At approximately 0140 hours on June 6th, 1944, paratroopers from the 505th Parachute infantry Regiment, 82nd Airborne Division dropped into the French town of Sainte-Mère-Église as part of the D-Day Invasion. The regiment and their German adversaries suffered heavy casualties but eventually took control of the town. Many can recall the iconic image of paratrooper John Steele whose parachute caught on the spire of the town church, and could only observe the fighting going on below. He hung there limply for two hours, pretending to be dead, before the Germans took him prisoner. The town continues to honor the role that the 82nd Airborne Division played in liberating the town, and many symbols and memorials remain that pay homage to the paratroopers.
Those that know me may remember my service with the 2/504 Parachute infantry Regiment, 82nd Airborne, which launched my military career. The proud lineage of the “Eighty-deuce” was instilled in me at the onset, and the history of the unit is kept alive in many ways, including the names of the many training drop zones at Fort Bragg, NC, which bear the title of their WWII counterparts. So, in my airborne career, I have parachuted into “Sainte-Mère-Église” on more than a few occasions (the drop zone, not the actual French town).
Present day: enter Rhonda Parrish and submissions for her new anthology, Corvidae for World Weaver Press. The theme of the antho was speculative fiction in which birds of the corvidae family featured prominently. So inspired I was by the theme, and by Rhonda’s talent as a writer and an editor, that I felt compelled to write and contribute a story. Thankfully, after a rewrite, it was accepted and will be featured among this excellent group of writers: Corvidae table of contents.

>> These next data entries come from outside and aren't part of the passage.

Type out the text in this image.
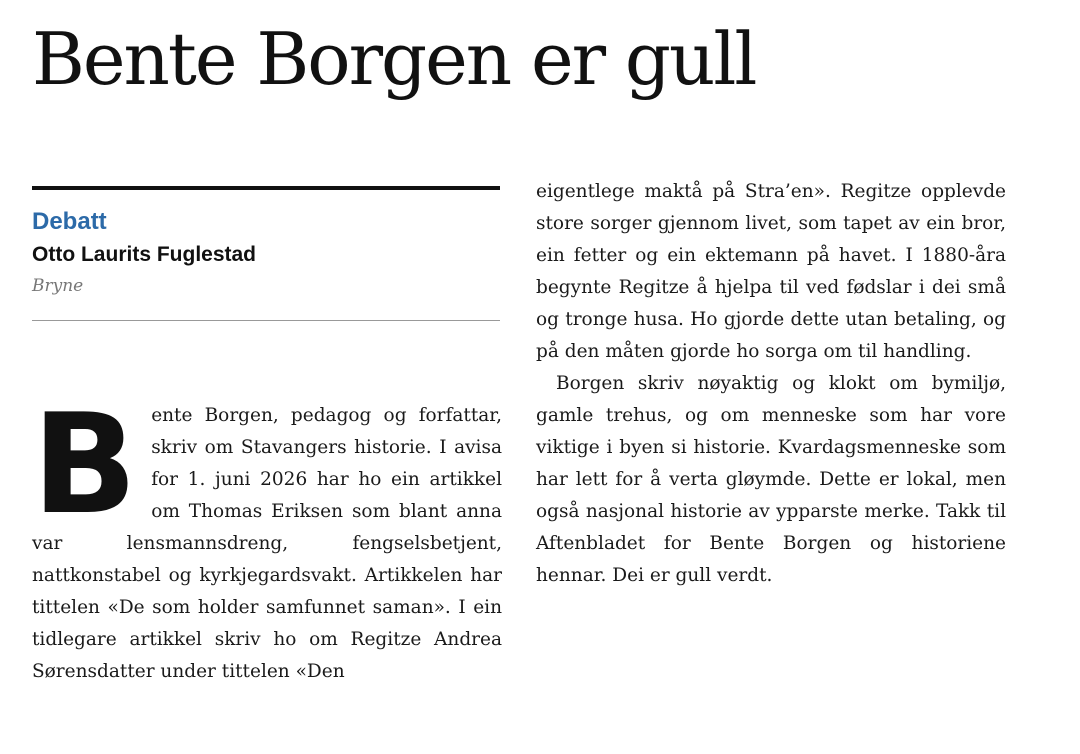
Bente Borgen er gull
Debatt
Otto Laurits Fuglestad
Bryne

B ente Borgen, pedagog og forfattar, skriv om Stavangers historie. I avisa for 1. juni 2026 har ho ein artikkel om Thomas Eriksen som blant anna var lensmannsdreng, fengselsbetjent, nattkonstabel og kyrkjegardsvakt. Artikkelen har tittelen «De som holder samfunnet saman». I ein tidlegare artikkel skriv ho om Regitze Andrea Sørensdatter under tittelen «Den

eigentlege maktå på Stra’en». Regitze opplevde store sorger gjennom livet, som tapet av ein bror, ein fetter og ein ektemann på havet. I 1880-åra begynte Regitze å hjelpa til ved fødslar i dei små og tronge husa. Ho gjorde dette utan betaling, og på den måten gjorde ho sorga om til handling.

Borgen skriv nøyaktig og klokt om bymiljø, gamle trehus, og om menneske som har vore viktige i byen si historie. Kvardagsmenneske som har lett for å verta gløymde. Dette er lokal, men også nasjonal historie av ypparste merke. Takk til Aftenbladet for Bente Borgen og historiene hennar. Dei er gull verdt.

“The Rookery of Sainte-Mère-Église” was inspired by WWII ruins that can still be found all over Europe where the battles occurred, and by the many war dead whose remains have yet to be recovered. My goal was to contrast a tale of young love against the grim history of the region, using rooks to connect the present with the past. Below is the short, unedited beginning:
“The Rookery of Sainte-Mère-Église” Excerpt
November morning. A Saturday. Thin branches of elm and poplar sagged beneath the weight of frozen rain. The sun pale behind the dampness, bleached out, sick.
Birgit wiped the wet hair from her eyes, trudged in her grandfather’s great rubber boots to the woodshed. Her footsteps crunched on the icy dew and her tiny feet almost slipped out. A clamor of angry cries greeted her as she came near. She opened the shed door, careful not to pull it from its one good hinge. The screech of the rusty iron was lost in the chaos of sound and feathers as dozens of black birds burst forth and took to the air. She ducked and covered her head, could feel the warm air beneath their wingbeats, could smell their little bodies mixed with the pine of the woodpile.
Rooks, her grandfather had told her. Sheltering from the cold.